The 2007-2008 Sullivan Lecture

The 29th Annual John E. Sullivan Lecture will be held Friday, April 4, 2008, 2:30 – 4:30 pm at the Columbus Museum of Art, 480 E. Broad St., Columbus, Ohio. A reception will follow the lecture in the Museum’s Derby Court. Professor Gerald Torres from the University of Texas at Austin School of Law will present “Social Movements and the Ethical Construction of Law.”

The 2008 Sullivan Lecture has been approved for 1.5 CLE (general hours).

"Social Movements and the Ethical Constructin of Law"
How law is made is often thought of as the province of elites: legal experts or elected or appointed officials. Yet the law is constructed out of the background material that is created by members of the society who are subject to it. Social movements represent organized and mobilized communities who play an important role in constructing authoritative interpretive communities who actually determine what the law is and what ambit elites have for constructing the formal apparatus of law. Professor Torres’ lecture will examine the relationship between elites and non-elites in the ethical construction of law.

About Professor Torres
Gerald Torres currently holds the Bryant Smith Chair at the University of Texas at Austin and is former President of the Association of American Law Schools.
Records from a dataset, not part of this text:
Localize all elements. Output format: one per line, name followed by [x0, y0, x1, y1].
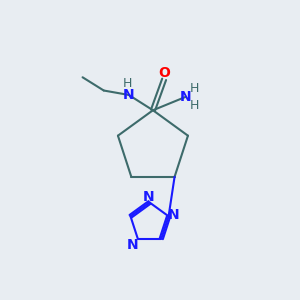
Text: H: H: [190, 82, 200, 95]
Text: N: N: [168, 208, 180, 222]
Text: N: N: [179, 90, 191, 104]
Text: H: H: [123, 77, 132, 90]
Text: N: N: [127, 238, 138, 252]
Text: N: N: [142, 190, 154, 204]
Text: N: N: [123, 88, 135, 102]
Text: O: O: [158, 66, 170, 80]
Text: H: H: [190, 99, 200, 112]
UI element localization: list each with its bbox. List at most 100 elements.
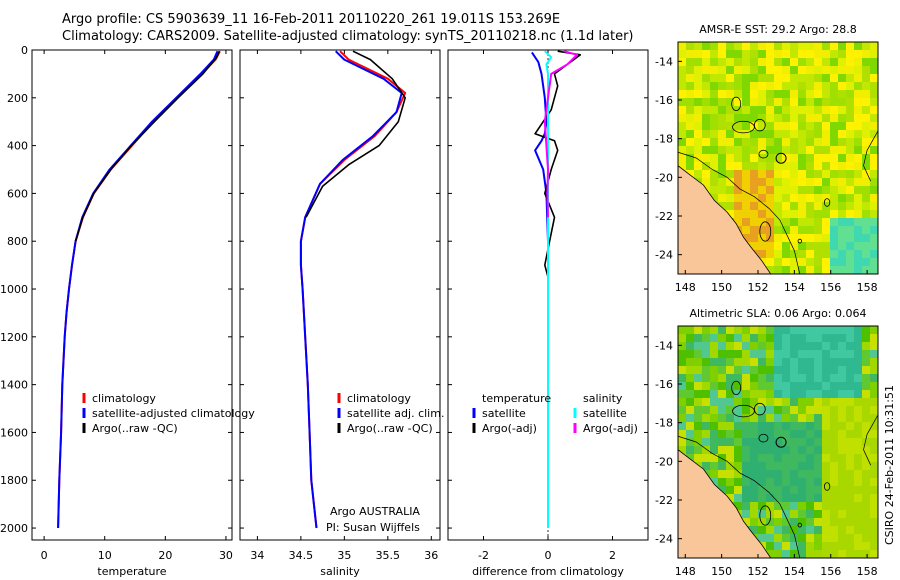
sst-field-cell — [766, 202, 774, 210]
depth-tick-label: 1800 — [0, 474, 28, 487]
sla-field-cell — [774, 382, 782, 390]
sst-field-cell — [838, 42, 846, 50]
sla-field-cell — [710, 414, 718, 422]
sla-field-cell — [830, 462, 838, 470]
sst-field-cell — [798, 98, 806, 106]
sla-field-cell — [734, 350, 742, 358]
sla-field-cell — [750, 350, 758, 358]
sla-field-cell — [766, 430, 774, 438]
sla-field-cell — [750, 366, 758, 374]
sst-field-cell — [830, 218, 838, 226]
sst-field-cell — [718, 66, 726, 74]
sla-field-cell — [782, 446, 790, 454]
sla-lat-tick-label: -24 — [655, 533, 673, 546]
sla-field-cell — [758, 494, 766, 502]
sla-field-cell — [742, 430, 750, 438]
sst-field-cell — [742, 98, 750, 106]
sst-field-cell — [734, 146, 742, 154]
sst-field-cell — [774, 170, 782, 178]
sst-field-cell — [798, 74, 806, 82]
sst-field-cell — [830, 242, 838, 250]
sla-field-cell — [806, 478, 814, 486]
sla-field-cell — [774, 398, 782, 406]
sla-field-cell — [710, 446, 718, 454]
sst-field-cell — [694, 162, 702, 170]
sst-field-cell — [726, 66, 734, 74]
sst-field-cell — [790, 74, 798, 82]
sst-field-cell — [814, 42, 822, 50]
sst-field-cell — [862, 170, 870, 178]
sst-field-cell — [830, 162, 838, 170]
difference-series-salinity-satellite — [544, 50, 553, 528]
sst-field-cell — [710, 82, 718, 90]
sla-field-cell — [814, 526, 822, 534]
sla-field-cell — [854, 422, 862, 430]
sst-field-cell — [694, 58, 702, 66]
sla-field-cell — [838, 502, 846, 510]
sst-field-cell — [798, 162, 806, 170]
sla-field-cell — [830, 438, 838, 446]
sla-field-cell — [838, 478, 846, 486]
sla-field-cell — [718, 350, 726, 358]
sst-field-cell — [870, 250, 878, 258]
sst-field-cell — [806, 226, 814, 234]
sla-map-frame — [677, 325, 879, 559]
sst-field-cell — [854, 266, 862, 274]
sst-reef-outline — [753, 118, 766, 132]
sla-field-cell — [806, 406, 814, 414]
sst-field-cell — [830, 114, 838, 122]
sla-field-cell — [822, 430, 830, 438]
sla-field-cell — [838, 398, 846, 406]
sst-field-cell — [838, 138, 846, 146]
sla-field-cell — [790, 358, 798, 366]
sla-field-cell — [862, 430, 870, 438]
sla-field-cell — [678, 430, 686, 438]
sla-field-cell — [774, 390, 782, 398]
sla-field-cell — [766, 382, 774, 390]
sla-field-cell — [814, 510, 822, 518]
sla-field-cell — [702, 462, 710, 470]
sla-field-cell — [766, 478, 774, 486]
sla-field-cell — [798, 446, 806, 454]
sst-field-cell — [774, 130, 782, 138]
sst-field-cell — [806, 170, 814, 178]
sla-field-cell — [838, 550, 846, 558]
sst-field-cell — [830, 170, 838, 178]
sst-field-cell — [814, 226, 822, 234]
temp-legend-satellite-label: satellite-adjusted climatology — [92, 407, 255, 420]
sst-field-cell — [734, 130, 742, 138]
sla-field-cell — [710, 374, 718, 382]
salinity-xtick-label: 35 — [337, 549, 351, 562]
sla-field-cell — [766, 334, 774, 342]
sst-field-cell — [870, 42, 878, 50]
sst-field-cell — [862, 202, 870, 210]
sst-field-cell — [838, 154, 846, 162]
sla-field-cell — [798, 422, 806, 430]
sla-field-cell — [782, 430, 790, 438]
sst-field-cell — [742, 186, 750, 194]
sla-field-cell — [686, 422, 694, 430]
sst-field-cell — [838, 250, 846, 258]
sla-field-cell — [798, 326, 806, 334]
sla-field-cell — [718, 374, 726, 382]
sst-field-cell — [814, 106, 822, 114]
sla-field-cell — [862, 526, 870, 534]
sla-field-cell — [854, 438, 862, 446]
sla-field-cell — [790, 438, 798, 446]
sst-field-cell — [862, 242, 870, 250]
sst-field-cell — [750, 226, 758, 234]
sst-field-cell — [726, 170, 734, 178]
sla-field-cell — [782, 502, 790, 510]
sla-field-cell — [862, 390, 870, 398]
sla-field-cell — [830, 486, 838, 494]
sst-field-cell — [814, 130, 822, 138]
sst-field-cell — [678, 50, 686, 58]
sla-lat-tick-label: -18 — [655, 417, 673, 430]
sst-field-cell — [782, 138, 790, 146]
sst-field-cell — [862, 50, 870, 58]
salinity-axes-frame — [239, 49, 441, 541]
sla-field-cell — [766, 342, 774, 350]
sst-field-cell — [846, 258, 854, 266]
sla-field-cell — [758, 374, 766, 382]
sst-field-cell — [734, 218, 742, 226]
A 1977 graduate of the Yale Law School, he joined the highly-regarded Children's Defense Fund as a staff attorney and took on cases involving civil rights violations of institutionalized children. Torres left CDF to accept a graduate fellowship at the University of Michigan Law School where he studied with Joe Sax, an early pioneer of environmental law. Professor Torres has visited at the Vermont Law School, the Stanford Law School and at the Harvard Law School where he served as the Oneida Nation Visiting Professor of Law. Before Moving to Texas, Professor Torres served as Counsel to Attorney General Janet Reno on environmental matters and Indian affairs at the U.S. Department of Justice. There, he coordinated the department's strategy on environmental justice and co-chaired the inter-agency working group on environmental justice. Torres also helped established the Office of Tribal Justice to coordinate Indian issues within the department and across the government. He has written widely on Indian law and has served as a consultant to several tribes. He also writes in the areas of environmental law and race and the law. In 2001, with Harvard Law School Professor Lani Guinier, Torres co-authored, THE MINERS CANARY: Enlisting Race, Resisting Power, Transforming Democracy (Harvard University Press), www.minerscanary.org.